It's one thing to sit on the ship deck and watch as the iceberg comes floating up, and it's an entirely different thing to clamor down into the belly of the ship and bail out with a thimble once the collision has happened. J.C. Penney (JCPN.Q) is running downstairs even as we speak. The company issued its fourth-quarter earnings last night and the results are dire. Revenue was down 28% and comparable-store sales were down a shocking 32%. That poor showing helped pull comp sales for the year down 25% and all but sealed the fate of CEO Ron Johnson. The stock was down 15% in premarket trading following the announcement.

The bad and the ugly
J.C. Penney's last 12 months have been hard to watch. This time last year the investing world was abuzz with the new pricing system that Johnson had brought in. Twelve months later, we're seeing the devastating impact that a bad decision can have on the long-term viability of a company. Over the past year, J.C. Penney racked up a net loss of almost $1 billion, or $4.49 per share. Despite all that, the company managed to burn down its cash position less than analysts had been expecting. It ended the year with $930 million on hand, down from $1.5 billion a year ago.

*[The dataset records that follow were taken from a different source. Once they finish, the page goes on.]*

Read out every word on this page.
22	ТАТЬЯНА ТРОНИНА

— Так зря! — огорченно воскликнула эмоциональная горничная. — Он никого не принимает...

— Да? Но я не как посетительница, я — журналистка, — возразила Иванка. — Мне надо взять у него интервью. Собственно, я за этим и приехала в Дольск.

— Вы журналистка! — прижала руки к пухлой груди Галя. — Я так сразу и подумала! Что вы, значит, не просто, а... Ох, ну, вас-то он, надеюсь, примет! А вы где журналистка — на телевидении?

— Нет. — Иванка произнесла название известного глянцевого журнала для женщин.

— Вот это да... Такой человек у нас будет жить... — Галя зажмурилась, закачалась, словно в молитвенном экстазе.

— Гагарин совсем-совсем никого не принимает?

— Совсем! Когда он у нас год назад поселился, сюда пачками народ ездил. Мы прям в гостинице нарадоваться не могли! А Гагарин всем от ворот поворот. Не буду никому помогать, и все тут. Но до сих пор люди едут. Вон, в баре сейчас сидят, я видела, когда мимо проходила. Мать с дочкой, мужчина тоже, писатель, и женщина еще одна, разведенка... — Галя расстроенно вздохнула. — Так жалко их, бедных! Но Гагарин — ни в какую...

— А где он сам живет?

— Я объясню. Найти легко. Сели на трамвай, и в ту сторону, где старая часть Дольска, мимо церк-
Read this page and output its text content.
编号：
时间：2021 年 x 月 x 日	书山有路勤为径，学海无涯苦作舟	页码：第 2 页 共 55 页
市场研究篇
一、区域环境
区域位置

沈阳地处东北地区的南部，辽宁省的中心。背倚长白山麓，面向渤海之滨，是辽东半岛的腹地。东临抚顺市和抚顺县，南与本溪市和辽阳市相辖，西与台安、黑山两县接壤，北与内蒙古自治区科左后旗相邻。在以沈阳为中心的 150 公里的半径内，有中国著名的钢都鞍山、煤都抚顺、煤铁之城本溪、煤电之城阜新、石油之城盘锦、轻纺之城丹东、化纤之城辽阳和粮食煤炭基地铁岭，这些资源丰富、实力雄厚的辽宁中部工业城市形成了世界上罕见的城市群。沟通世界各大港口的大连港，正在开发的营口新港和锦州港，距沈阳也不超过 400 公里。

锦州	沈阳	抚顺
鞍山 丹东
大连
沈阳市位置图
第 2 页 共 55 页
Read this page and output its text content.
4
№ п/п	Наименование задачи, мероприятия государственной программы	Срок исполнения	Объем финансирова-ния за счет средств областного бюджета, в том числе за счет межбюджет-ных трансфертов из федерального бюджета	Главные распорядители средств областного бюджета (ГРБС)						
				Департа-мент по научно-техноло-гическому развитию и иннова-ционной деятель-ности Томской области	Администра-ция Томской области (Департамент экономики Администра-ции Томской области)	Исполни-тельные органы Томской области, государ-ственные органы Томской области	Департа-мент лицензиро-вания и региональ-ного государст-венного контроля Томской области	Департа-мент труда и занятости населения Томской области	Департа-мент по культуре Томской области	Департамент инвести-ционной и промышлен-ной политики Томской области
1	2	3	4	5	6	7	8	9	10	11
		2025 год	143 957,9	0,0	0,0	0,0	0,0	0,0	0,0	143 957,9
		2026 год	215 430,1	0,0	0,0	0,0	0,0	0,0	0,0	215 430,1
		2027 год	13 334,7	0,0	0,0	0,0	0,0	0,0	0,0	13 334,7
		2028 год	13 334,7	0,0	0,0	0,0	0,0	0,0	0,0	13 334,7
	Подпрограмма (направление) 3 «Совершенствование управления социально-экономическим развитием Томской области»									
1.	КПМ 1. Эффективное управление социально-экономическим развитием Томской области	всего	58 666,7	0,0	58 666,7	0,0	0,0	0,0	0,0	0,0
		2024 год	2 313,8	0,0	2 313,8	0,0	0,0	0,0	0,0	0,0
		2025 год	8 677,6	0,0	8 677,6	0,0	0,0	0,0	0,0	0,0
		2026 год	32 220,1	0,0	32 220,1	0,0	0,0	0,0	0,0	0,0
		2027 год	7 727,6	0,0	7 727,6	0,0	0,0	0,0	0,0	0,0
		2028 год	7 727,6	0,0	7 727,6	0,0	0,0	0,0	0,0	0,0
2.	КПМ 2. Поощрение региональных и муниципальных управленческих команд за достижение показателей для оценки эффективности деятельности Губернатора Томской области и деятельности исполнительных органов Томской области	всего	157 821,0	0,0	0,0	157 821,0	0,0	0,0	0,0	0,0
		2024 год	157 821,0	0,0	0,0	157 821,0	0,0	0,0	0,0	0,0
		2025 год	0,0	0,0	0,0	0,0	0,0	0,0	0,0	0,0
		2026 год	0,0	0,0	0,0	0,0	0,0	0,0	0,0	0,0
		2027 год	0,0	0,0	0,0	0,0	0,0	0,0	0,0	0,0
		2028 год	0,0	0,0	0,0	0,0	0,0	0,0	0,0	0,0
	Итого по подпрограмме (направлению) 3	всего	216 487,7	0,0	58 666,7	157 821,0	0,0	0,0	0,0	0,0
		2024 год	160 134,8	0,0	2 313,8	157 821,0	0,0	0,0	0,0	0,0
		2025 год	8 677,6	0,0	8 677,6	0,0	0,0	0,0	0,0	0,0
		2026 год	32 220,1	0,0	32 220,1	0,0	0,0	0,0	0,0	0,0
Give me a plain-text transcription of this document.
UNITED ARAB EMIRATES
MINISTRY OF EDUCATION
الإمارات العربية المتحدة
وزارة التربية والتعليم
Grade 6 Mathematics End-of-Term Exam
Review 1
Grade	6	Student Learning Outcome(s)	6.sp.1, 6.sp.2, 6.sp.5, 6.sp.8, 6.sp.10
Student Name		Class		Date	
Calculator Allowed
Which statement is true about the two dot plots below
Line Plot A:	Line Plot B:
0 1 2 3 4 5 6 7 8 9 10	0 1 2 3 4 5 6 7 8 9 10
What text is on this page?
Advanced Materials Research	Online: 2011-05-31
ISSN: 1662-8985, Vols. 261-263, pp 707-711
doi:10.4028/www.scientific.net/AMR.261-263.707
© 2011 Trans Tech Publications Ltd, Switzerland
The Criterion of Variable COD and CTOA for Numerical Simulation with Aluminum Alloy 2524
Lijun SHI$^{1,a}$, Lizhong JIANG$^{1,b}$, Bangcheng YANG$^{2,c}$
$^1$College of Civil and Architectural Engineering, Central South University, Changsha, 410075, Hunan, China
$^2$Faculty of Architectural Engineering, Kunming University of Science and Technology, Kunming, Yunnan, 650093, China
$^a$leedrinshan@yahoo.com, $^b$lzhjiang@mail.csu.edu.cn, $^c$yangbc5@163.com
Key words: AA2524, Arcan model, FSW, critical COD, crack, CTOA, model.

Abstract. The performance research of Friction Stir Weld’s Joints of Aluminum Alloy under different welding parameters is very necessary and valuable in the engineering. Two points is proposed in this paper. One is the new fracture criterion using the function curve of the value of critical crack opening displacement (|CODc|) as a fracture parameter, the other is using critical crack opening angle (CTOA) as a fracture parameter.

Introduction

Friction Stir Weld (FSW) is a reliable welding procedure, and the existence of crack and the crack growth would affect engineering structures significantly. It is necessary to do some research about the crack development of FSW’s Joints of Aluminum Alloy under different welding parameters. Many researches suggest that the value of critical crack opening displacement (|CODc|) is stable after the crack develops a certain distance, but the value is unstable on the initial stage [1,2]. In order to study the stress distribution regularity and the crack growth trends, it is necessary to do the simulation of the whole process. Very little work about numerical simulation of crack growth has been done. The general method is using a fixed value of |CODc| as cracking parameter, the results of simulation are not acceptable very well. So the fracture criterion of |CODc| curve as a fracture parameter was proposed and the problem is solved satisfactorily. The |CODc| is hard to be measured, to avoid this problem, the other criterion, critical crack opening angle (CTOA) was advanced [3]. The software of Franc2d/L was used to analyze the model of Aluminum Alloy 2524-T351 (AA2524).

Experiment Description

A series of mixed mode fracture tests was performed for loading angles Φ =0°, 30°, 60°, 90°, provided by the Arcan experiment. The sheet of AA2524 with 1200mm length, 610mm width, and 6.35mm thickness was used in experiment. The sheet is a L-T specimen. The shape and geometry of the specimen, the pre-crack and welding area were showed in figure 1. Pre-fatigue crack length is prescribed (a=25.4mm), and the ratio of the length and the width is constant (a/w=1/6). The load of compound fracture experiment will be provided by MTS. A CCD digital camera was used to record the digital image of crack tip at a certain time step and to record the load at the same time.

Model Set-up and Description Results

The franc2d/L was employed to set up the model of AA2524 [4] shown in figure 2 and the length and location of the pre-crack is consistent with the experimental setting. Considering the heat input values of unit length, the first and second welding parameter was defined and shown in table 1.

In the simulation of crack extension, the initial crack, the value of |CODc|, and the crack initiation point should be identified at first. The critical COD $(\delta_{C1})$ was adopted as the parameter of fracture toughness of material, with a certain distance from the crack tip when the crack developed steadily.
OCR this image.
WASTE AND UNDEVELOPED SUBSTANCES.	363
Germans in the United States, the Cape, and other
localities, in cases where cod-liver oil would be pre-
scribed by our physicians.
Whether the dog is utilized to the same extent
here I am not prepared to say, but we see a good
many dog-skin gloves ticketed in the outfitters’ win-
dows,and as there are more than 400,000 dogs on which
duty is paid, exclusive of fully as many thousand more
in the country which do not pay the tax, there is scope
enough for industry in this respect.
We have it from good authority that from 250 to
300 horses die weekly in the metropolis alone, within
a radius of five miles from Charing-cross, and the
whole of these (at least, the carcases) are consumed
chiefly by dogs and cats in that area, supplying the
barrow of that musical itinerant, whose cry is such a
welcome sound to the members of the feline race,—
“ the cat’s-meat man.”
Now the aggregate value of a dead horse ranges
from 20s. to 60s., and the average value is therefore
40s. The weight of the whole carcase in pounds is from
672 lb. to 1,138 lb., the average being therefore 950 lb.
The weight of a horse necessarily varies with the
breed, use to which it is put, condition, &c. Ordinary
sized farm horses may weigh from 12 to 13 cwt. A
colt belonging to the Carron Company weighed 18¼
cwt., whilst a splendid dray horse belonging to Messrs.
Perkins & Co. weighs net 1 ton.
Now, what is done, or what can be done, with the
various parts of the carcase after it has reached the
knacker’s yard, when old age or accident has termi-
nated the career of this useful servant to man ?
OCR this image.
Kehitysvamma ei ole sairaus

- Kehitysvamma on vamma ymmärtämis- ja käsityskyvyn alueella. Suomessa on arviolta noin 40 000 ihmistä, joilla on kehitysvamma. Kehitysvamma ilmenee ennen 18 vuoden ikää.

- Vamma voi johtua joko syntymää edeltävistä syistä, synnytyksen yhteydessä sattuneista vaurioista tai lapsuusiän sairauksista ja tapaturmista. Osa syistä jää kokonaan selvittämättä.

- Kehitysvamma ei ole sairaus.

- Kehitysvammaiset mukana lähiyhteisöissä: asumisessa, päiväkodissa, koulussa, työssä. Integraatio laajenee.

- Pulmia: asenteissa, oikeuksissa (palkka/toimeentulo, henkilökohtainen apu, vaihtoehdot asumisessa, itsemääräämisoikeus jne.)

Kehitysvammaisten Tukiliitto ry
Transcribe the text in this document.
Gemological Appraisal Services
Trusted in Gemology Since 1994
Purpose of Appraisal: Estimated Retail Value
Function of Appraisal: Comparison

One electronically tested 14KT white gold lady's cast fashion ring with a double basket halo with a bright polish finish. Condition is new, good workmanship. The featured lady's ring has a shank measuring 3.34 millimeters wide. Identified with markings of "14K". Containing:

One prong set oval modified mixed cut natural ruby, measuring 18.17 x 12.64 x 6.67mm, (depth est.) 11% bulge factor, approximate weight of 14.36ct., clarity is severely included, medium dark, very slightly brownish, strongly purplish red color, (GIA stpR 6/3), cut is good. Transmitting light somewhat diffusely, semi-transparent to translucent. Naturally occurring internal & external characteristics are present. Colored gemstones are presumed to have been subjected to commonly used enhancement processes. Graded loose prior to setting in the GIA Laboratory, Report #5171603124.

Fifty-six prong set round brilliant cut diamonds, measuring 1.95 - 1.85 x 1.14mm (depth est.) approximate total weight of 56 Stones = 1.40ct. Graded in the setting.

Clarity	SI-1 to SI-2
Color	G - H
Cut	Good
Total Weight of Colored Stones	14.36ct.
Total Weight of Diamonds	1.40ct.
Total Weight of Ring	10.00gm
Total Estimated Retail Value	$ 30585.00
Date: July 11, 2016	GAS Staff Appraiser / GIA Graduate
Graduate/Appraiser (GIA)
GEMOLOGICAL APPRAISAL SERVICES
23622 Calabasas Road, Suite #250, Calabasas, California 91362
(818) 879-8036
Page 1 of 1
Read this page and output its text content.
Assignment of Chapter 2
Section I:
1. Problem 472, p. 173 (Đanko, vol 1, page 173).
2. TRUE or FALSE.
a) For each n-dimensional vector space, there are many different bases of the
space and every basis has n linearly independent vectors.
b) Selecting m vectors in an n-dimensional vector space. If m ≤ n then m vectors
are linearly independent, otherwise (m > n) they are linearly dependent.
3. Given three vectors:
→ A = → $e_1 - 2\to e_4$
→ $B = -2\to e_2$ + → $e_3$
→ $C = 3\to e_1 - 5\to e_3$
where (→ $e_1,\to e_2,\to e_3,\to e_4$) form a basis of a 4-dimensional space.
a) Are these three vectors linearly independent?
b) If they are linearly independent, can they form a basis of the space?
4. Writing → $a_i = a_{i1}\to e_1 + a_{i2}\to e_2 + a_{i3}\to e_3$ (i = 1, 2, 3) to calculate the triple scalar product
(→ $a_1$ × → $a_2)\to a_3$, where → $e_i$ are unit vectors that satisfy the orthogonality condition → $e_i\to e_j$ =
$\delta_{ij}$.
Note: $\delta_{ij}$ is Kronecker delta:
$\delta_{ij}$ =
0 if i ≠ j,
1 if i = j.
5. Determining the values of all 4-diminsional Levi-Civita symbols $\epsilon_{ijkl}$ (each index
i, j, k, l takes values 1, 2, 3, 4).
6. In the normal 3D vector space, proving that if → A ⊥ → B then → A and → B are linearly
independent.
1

The coupon system has now gone by the wayside, and the company reentered the land of the discount at the end of January. Commenters can argue over what that says about the American shopper, but it says something very clear about Johnson's plan. As he said on the call yesterday, "We also made some big mistakes and I take personal responsibility for these." That seems to be an understatement, but it's more of an admission than most CEOs give.

What can be done
Let's be clear -- this isn't the same turnaround story in 2013 as we were reading in 2012. J.C. Penney has fallen a far distance from this point last year, and it's going to take a lot more than another non-sales gimmick to give the company a boost. Right now, all its efforts are focused on its shops-within-stores plan. So far, the company has set up productions with Izod, Liz Claiborne, and Levi's, to name a few. In recent weeks, the spotlight has been turned on the company's fight with Macy's (M 0.16%) over a contract with Martha Stewart Living.

Regardless of how that case turns out, J.C. Penney is going to need to work to get customers back from its competitors. Macy's just saw a quarterly comparable sales increase of 3.7%, which is surely helped by customers fleeing JCPenney locations. But it's also indicative of Macy's doing something right that J.C. Penney does wrong. Maybe it's Macy's attempt to build an omnichannel offering -- allowing customers to shop online, in-store, and using a mobile device in a seamless manner -- something that Nordstrom has been working on as well.

J.C. Penney could certainly use a boost in online sales. With all the focus on its physical stores, the online segment seems to have fallen into even worse disrepair -- online sales were down 34% compared to last year. Compare that to the success that other brands have had with omnichannel efforts. Macy's saw a 48% increase in online sales in its fourth quarter, while Nordstrom increased direct sales by 31%.

While Johnson's single-mindedness and obsession with the in-store experience was supposed to be his strength, his lack of attention to online could end up hurting the business. In 2013, the company needs a renewed focus on its online customer base, or else it risks falling even further behind.

Final thoughts
J.C. Penney is failing. The turnaround storyline has vanished completely and any bounce from its current position will represent the beginning of a new story. It's been said in just about every press release accompanying the fourth-quarter news, but here it is again: Johnson needs to fix this in the next few quarters or he needs to get out. The fight with Macy's over Martha Stewart is just one more poor choice in a line of poor choices. There's almost no chance, in my mind, that J.C. Penney wins that case outright. That means sharing the spotlight with Macy's at best, or wasted investment and energy at worst.

Until Johnson makes a meaningful, positive impact on this business, I can't trust his judgment. If you can't trust the guy running the place, then you have no business investing in the company. I wouldn't touch J.C. Penney right now with a 10-foot pole.